How MSCs Assist in Treatment of SCI
According to the authors, MSCs offer multiple benefits for SCI treatment, including:
- Immunomodulation: MSCs regulate the immune response at the injury site by interacting with immune cells and releasing anti-inflammatory molecules. This helps reduce inflammation, which is a key factor in secondary injury.
- Neuroprotection and Regeneration: MSCs release neurotrophic factors, such as nerve growth factor (NGF) and brain-derived neurotrophic factor (BDNF), which promote the survival and regeneration of nerve cells. They also inhibit glial scarring, a process that can block nerve regeneration.
- Angiogenesis: MSCs secrete vascular endothelial growth factor (VEGF) and other molecules that encourage the formation of new blood vessels. This improves blood flow to the injured area and helps restore the damaged BSCB.
- Exosome Production: MSCs release exosomes, small vesicles that carry proteins and genetic material to the injury site. These exosomes play a crucial role in reducing inflammation, promoting cell repair, and improving overall tissue recovery.
Future Directions
MSC therapy holds significant promise for improving outcomes in SCI patients. Preclinical studies have demonstrated the ability of MSCs to restore motor function in animal models. In clinical settings, MSCs have shown potential in improving sensory and motor function and aiding bladder control in patients with SCI. However, further research is needed to refine the therapy and address existing challenges.
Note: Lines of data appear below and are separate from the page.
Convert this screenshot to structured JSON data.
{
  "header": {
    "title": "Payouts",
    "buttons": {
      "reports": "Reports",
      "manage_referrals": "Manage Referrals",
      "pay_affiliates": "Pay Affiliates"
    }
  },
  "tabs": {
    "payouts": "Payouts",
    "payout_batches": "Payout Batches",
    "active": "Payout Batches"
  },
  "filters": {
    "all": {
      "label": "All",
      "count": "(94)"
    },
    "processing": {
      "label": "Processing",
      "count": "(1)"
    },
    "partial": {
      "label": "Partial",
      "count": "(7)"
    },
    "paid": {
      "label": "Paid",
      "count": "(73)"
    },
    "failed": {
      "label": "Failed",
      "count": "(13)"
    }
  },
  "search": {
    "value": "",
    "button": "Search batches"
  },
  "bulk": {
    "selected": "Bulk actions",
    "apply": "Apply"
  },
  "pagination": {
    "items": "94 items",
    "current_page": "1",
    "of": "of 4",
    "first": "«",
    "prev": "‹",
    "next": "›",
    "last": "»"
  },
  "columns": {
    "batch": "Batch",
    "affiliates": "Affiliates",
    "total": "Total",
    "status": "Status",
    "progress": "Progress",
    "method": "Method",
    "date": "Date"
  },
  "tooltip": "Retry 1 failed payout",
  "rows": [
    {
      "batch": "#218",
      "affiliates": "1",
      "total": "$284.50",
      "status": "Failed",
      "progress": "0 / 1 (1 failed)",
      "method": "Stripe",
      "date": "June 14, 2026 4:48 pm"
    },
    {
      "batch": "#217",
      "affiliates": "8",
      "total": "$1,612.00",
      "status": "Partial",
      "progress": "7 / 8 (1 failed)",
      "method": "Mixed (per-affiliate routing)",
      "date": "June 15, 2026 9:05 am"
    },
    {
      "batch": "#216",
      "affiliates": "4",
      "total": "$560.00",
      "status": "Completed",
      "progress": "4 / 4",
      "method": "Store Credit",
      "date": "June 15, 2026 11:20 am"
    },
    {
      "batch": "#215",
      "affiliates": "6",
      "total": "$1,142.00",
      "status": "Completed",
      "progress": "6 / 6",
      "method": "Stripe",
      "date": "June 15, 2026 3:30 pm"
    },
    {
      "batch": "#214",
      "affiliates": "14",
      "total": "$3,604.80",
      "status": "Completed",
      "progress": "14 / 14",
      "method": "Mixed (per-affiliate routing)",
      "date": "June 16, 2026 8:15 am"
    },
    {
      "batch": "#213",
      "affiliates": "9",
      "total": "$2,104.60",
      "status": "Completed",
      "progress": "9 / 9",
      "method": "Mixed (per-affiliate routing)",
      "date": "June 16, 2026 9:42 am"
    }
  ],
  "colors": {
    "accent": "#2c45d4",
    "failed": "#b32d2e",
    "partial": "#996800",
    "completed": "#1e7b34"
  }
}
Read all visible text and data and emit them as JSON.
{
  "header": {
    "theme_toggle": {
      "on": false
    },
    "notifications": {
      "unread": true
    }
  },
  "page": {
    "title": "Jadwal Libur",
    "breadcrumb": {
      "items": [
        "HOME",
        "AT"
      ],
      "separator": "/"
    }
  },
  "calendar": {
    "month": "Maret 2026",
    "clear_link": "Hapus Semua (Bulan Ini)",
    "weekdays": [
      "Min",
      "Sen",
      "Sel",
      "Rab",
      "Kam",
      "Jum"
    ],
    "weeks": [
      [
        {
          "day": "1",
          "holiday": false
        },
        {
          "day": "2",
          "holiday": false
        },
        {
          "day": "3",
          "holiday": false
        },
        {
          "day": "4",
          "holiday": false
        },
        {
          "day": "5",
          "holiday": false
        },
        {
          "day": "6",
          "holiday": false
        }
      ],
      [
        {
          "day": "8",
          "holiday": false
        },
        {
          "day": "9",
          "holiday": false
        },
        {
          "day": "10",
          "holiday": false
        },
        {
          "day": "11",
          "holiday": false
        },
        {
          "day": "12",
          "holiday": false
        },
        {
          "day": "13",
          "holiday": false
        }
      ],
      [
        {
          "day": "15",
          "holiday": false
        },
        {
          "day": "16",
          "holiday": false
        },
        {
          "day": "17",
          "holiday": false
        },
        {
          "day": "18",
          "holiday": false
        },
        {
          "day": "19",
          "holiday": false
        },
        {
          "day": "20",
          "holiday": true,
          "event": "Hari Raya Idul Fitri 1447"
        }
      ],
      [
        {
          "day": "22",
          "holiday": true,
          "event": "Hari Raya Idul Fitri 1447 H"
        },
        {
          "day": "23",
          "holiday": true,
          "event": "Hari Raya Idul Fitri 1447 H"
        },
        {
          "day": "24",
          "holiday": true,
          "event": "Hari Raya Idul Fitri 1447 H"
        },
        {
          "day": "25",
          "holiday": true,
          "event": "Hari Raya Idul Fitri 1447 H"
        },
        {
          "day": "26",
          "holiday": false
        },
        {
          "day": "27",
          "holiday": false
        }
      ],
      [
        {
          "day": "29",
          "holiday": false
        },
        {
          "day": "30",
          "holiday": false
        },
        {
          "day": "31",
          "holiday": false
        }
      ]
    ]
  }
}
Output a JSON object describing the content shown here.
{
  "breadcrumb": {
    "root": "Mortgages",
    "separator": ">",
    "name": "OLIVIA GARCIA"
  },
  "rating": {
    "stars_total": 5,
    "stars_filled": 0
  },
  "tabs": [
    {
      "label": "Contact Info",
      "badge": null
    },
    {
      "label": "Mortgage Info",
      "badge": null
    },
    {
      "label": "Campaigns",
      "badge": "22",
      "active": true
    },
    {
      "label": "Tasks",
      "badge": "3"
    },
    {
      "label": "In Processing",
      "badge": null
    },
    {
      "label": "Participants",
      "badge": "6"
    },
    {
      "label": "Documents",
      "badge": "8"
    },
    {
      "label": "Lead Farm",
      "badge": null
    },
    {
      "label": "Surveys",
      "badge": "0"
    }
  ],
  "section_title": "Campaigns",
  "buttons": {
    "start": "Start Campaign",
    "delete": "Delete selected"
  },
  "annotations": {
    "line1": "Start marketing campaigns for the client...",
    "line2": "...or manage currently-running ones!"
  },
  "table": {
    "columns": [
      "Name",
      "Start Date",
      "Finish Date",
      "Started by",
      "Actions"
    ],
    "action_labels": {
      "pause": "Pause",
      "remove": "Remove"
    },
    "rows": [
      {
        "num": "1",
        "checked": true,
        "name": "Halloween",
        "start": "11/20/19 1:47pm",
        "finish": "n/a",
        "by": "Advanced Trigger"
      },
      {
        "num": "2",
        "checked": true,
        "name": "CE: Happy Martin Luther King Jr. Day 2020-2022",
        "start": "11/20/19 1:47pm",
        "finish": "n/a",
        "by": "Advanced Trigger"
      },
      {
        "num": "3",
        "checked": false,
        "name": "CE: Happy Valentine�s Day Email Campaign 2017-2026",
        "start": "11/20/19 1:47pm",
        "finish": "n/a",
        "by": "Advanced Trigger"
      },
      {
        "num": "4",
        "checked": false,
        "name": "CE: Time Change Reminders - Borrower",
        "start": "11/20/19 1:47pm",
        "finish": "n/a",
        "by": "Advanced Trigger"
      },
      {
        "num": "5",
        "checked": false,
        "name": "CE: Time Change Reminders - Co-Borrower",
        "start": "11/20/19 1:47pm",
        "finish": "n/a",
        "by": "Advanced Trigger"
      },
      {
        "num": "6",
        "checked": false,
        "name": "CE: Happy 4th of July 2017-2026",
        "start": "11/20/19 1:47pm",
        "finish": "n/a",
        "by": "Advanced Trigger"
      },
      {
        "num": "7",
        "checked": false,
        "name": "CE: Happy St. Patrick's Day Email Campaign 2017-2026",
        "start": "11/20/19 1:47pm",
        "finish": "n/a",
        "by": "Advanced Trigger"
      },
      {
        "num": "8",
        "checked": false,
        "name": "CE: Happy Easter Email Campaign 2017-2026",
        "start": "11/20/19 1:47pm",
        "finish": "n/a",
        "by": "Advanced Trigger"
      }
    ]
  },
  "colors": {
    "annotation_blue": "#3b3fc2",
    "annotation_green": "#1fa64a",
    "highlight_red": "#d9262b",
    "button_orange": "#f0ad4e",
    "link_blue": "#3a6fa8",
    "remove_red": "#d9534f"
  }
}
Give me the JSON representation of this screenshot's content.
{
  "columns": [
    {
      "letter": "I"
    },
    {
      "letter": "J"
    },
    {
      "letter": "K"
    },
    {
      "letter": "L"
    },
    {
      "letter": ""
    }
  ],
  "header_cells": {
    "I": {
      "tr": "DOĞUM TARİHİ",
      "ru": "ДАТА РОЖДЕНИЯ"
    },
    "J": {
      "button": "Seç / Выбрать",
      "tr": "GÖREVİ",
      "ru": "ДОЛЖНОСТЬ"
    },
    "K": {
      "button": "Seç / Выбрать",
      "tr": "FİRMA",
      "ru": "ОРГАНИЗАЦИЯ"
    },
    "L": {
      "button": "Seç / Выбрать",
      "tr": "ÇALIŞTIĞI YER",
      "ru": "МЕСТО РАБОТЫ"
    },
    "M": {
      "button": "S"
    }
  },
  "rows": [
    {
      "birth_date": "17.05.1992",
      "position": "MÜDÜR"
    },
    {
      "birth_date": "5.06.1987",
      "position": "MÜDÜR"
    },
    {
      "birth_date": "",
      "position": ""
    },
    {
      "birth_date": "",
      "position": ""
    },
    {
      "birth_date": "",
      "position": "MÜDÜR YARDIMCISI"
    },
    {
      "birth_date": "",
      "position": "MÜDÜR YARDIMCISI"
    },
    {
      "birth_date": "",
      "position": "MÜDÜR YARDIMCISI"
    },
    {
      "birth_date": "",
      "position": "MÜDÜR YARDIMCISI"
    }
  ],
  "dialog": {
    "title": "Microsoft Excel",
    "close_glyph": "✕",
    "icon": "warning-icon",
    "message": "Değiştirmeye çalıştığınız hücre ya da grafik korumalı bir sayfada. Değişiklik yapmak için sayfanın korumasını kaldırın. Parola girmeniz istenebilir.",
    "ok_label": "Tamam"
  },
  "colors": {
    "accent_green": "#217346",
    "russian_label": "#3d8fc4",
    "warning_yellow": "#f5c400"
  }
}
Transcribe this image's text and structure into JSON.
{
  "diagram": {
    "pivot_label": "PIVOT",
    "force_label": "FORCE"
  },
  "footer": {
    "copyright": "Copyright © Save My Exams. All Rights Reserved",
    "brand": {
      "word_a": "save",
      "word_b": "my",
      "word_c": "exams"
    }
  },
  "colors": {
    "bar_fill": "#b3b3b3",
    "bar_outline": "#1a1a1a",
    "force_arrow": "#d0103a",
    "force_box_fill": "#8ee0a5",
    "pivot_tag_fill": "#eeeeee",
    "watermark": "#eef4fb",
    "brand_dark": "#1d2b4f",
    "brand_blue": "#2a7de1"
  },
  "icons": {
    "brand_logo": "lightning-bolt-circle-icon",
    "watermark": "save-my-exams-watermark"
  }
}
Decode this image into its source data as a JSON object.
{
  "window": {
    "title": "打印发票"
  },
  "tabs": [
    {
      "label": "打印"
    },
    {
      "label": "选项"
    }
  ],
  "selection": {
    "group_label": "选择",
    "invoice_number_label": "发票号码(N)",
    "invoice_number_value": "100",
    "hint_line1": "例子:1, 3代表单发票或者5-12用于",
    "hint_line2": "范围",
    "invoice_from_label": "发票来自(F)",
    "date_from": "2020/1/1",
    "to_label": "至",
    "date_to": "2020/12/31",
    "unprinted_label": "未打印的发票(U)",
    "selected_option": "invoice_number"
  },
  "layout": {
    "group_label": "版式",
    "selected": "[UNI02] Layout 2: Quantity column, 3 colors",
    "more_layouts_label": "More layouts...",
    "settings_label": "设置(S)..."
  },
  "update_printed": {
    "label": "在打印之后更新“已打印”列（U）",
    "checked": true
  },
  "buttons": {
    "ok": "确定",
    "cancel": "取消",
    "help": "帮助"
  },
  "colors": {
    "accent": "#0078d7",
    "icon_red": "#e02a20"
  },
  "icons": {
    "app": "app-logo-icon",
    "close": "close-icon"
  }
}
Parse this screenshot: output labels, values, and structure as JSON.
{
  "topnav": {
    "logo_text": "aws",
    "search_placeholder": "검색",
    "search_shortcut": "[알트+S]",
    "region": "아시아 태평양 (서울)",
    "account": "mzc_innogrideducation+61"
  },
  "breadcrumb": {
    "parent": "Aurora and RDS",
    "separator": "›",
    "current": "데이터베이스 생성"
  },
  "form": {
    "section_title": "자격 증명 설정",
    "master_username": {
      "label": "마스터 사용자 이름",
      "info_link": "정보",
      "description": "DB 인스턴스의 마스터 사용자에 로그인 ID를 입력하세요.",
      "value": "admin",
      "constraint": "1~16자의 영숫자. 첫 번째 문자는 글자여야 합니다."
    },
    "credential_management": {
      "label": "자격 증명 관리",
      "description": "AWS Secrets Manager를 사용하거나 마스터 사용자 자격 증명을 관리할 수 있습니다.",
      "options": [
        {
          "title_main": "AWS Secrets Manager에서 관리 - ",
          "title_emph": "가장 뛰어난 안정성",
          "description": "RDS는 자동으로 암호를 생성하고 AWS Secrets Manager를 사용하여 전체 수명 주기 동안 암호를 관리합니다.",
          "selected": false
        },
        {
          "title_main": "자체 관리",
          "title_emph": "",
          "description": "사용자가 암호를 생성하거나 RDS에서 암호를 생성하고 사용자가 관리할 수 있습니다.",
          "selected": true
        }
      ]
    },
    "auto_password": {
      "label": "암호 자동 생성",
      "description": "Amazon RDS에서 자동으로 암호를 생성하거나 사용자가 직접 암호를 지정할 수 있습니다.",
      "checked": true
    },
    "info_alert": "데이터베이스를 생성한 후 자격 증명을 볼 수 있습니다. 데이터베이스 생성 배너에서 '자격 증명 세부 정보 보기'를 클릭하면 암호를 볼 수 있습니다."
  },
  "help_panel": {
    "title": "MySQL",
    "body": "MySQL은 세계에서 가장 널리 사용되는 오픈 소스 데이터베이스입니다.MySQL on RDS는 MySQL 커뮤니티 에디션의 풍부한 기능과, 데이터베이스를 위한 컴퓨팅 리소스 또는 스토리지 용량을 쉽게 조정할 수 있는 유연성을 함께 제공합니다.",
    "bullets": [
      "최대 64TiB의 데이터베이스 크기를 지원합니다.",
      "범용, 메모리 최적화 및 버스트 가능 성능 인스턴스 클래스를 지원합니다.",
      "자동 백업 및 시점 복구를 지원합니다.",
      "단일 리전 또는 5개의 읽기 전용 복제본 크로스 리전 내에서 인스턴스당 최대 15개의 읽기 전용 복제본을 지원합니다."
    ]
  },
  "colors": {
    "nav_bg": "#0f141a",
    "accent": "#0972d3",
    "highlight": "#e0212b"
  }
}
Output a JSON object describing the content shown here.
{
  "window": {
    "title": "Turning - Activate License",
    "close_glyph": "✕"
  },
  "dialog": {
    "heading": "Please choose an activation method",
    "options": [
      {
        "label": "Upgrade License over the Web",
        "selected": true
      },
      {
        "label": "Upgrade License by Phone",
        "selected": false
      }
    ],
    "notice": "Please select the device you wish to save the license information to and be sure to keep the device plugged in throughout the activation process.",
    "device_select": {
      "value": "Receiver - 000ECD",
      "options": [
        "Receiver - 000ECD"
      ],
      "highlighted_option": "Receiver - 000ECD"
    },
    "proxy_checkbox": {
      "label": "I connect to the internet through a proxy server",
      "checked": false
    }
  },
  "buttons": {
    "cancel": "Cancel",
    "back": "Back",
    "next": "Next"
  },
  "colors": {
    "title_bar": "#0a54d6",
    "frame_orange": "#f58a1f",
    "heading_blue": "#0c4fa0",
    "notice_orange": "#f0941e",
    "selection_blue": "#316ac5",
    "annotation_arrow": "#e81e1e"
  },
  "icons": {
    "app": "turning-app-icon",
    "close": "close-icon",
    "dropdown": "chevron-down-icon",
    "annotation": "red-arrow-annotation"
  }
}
Mesenchymal Stem Cells: A Promising Path for Spinal Cord Injury Treatment
SCI is a complex condition with devastating consequences for those affected. Current treatments aim to stabilize the injury and create conditions for natural healing but fall short of promoting nerve regeneration. MSCs offer a new avenue for SCI treatment by reducing inflammation, supporting nerve cell regeneration, and improving blood flow to the injured area. While challenges remain, the authors conclude that the advancements in MSC research suggest a bright future for their use in SCI therapy. With continued investigation, MSCs has the potential to become a cornerstone of regenerative medicine for SCI patients.
Source: Xia Y, Zhu J, Yang R, Wang H, Li Y, Fu C. Mesenchymal stem cells in the treatment of spinal cord injury: Mechanisms, current advances and future challenges. Front Immunol. 2023 Feb 24;14:1141601. doi: 10.3389/fimmu.2023.1141601. PMID: 36911700; PMCID: PMC9999104.